A millionaire's club. Membership is hard to come by, waiting lists are infinite.

Located in the heart of Liverpool's economic district, alive with young professionals with expendable income.

The millionaire bachelor or bachelorette is an egotistic hedonist. The first, lower stage of the block is for said bachelor.

Bachelor(ette)s occupy a series of rooms, located around an atrium, existing solely as sleeping spaces. They allow for complete anonymity, and as a base in close proximity of the office and Liverpool's vibrant night life. Above the atrium, the bachelor(ette)s are reunited in communal spaces for physical and mental well-being.

Acting as a machine to generate and intensify human intercourse, the block- inspired by the programmatic segregation of the Downtown Athletics Club, New York- is structured around a vertical narrative, a criticism on everyday life.

The millionaire family, so used to living in large suburban dwellings, now wish to relocate to the city. The second, upper, stage of the block is for said family.

The millionaire family wish to relocate to an urban environment whilst still retaining the sense of ownership and identity they have in their suburban mansions- lost in most 'luxury' apartment blocks of today. They wish to live, rather than solely exist.

Lloyd Wright famously stated that 'the fireplace is the psychological centre of the home'. As part of a structural chimney stack system, fireplaces are located in each of the apartments in the upper stage of the block. These fireplaces, along with providing a focus for human activity in the apartments, act as a device for spatial segregation and generation. They provide a polyvalent space.

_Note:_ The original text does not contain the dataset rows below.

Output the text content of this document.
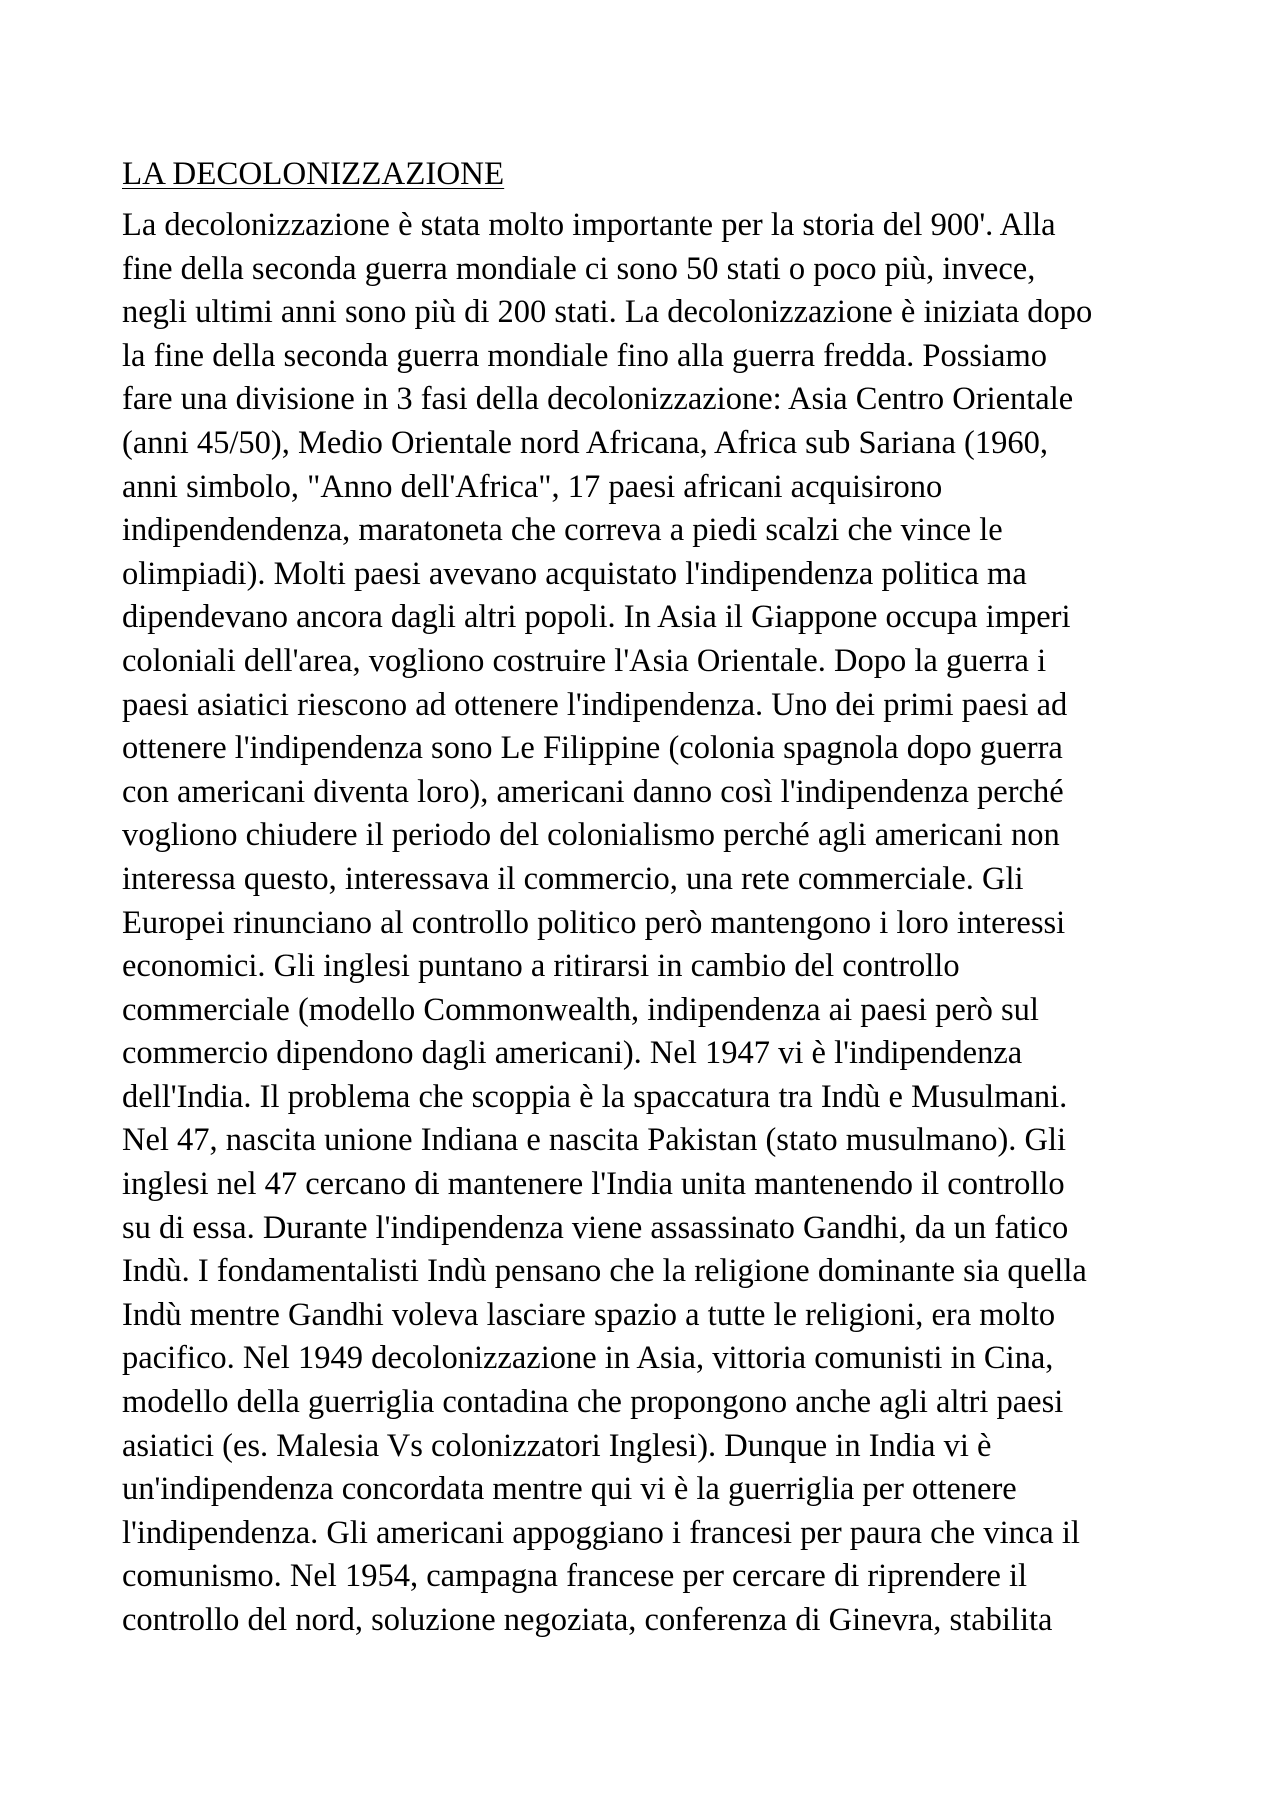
LA DECOLONIZZAZIONE

La decolonizzazione è stata molto importante per la storia del 900'. Alla
fine della seconda guerra mondiale ci sono 50 stati o poco più, invece,
negli ultimi anni sono più di 200 stati. La decolonizzazione è iniziata dopo
la fine della seconda guerra mondiale fino alla guerra fredda. Possiamo
fare una divisione in 3 fasi della decolonizzazione: Asia Centro Orientale
(anni 45/50), Medio Orientale nord Africana, Africa sub Sariana (1960,
anni simbolo, "Anno dell'Africa", 17 paesi africani acquisirono
indipendendenza, maratoneta che correva a piedi scalzi che vince le
olimpiadi). Molti paesi avevano acquistato l'indipendenza politica ma
dipendevano ancora dagli altri popoli. In Asia il Giappone occupa imperi
coloniali dell'area, vogliono costruire l'Asia Orientale. Dopo la guerra i
paesi asiatici riescono ad ottenere l'indipendenza. Uno dei primi paesi ad
ottenere l'indipendenza sono Le Filippine (colonia spagnola dopo guerra
con americani diventa loro), americani danno così l'indipendenza perché
vogliono chiudere il periodo del colonialismo perché agli americani non
interessa questo, interessava il commercio, una rete commerciale. Gli
Europei rinunciano al controllo politico però mantengono i loro interessi
economici. Gli inglesi puntano a ritirarsi in cambio del controllo
commerciale (modello Commonwealth, indipendenza ai paesi però sul
commercio dipendono dagli americani). Nel 1947 vi è l'indipendenza
dell'India. Il problema che scoppia è la spaccatura tra Indù e Musulmani.
Nel 47, nascita unione Indiana e nascita Pakistan (stato musulmano). Gli
inglesi nel 47 cercano di mantenere l'India unita mantenendo il controllo
su di essa. Durante l'indipendenza viene assassinato Gandhi, da un fatico
Indù. I fondamentalisti Indù pensano che la religione dominante sia quella
Indù mentre Gandhi voleva lasciare spazio a tutte le religioni, era molto
pacifico. Nel 1949 decolonizzazione in Asia, vittoria comunisti in Cina,
modello della guerriglia contadina che propongono anche agli altri paesi
asiatici (es. Malesia Vs colonizzatori Inglesi). Dunque in India vi è
un'indipendenza concordata mentre qui vi è la guerriglia per ottenere
l'indipendenza. Gli americani appoggiano i francesi per paura che vinca il
comunismo. Nel 1954, campagna francese per cercare di riprendere il
controllo del nord, soluzione negoziata, conferenza di Ginevra, stabilita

Derived from Herman Hertzberger and Aldo Van Eyck's criticism of flexibility - in which they forcefully dispel the average generality of screen/partition flexibility - polyvalent spaces, consisting of archetypal form, which can not only absorb a program, but also generate one. For example, a cube containing a podium. This evokes program relating to a stage [theatre], table [dining room], or bed [bedroom].

Graham Burn


The students were set the challenge of master-planning a tight urban block in the heart of Liverpool’s world heritage site only a stone throw away from the omnipresent Mersey. The site represented a formidable challenge because it is bound by no less than five listed buildings which represent Victorian Liverpool at the height of its prosperity including Peter Ellis’ groundbreaking Oriel Chambers of 1864. Contrastingly Allford Hall Monaghan Morris’ Unity building of 1997 marks the north edge of the site and Liverpool’s current renaissance.
Students master-planned the block by placing an Art House Cinema with associated public space and Luxury Urban Apartments into the context. The cinema was developed in the 1st Semester and the Apartments in the 2nd.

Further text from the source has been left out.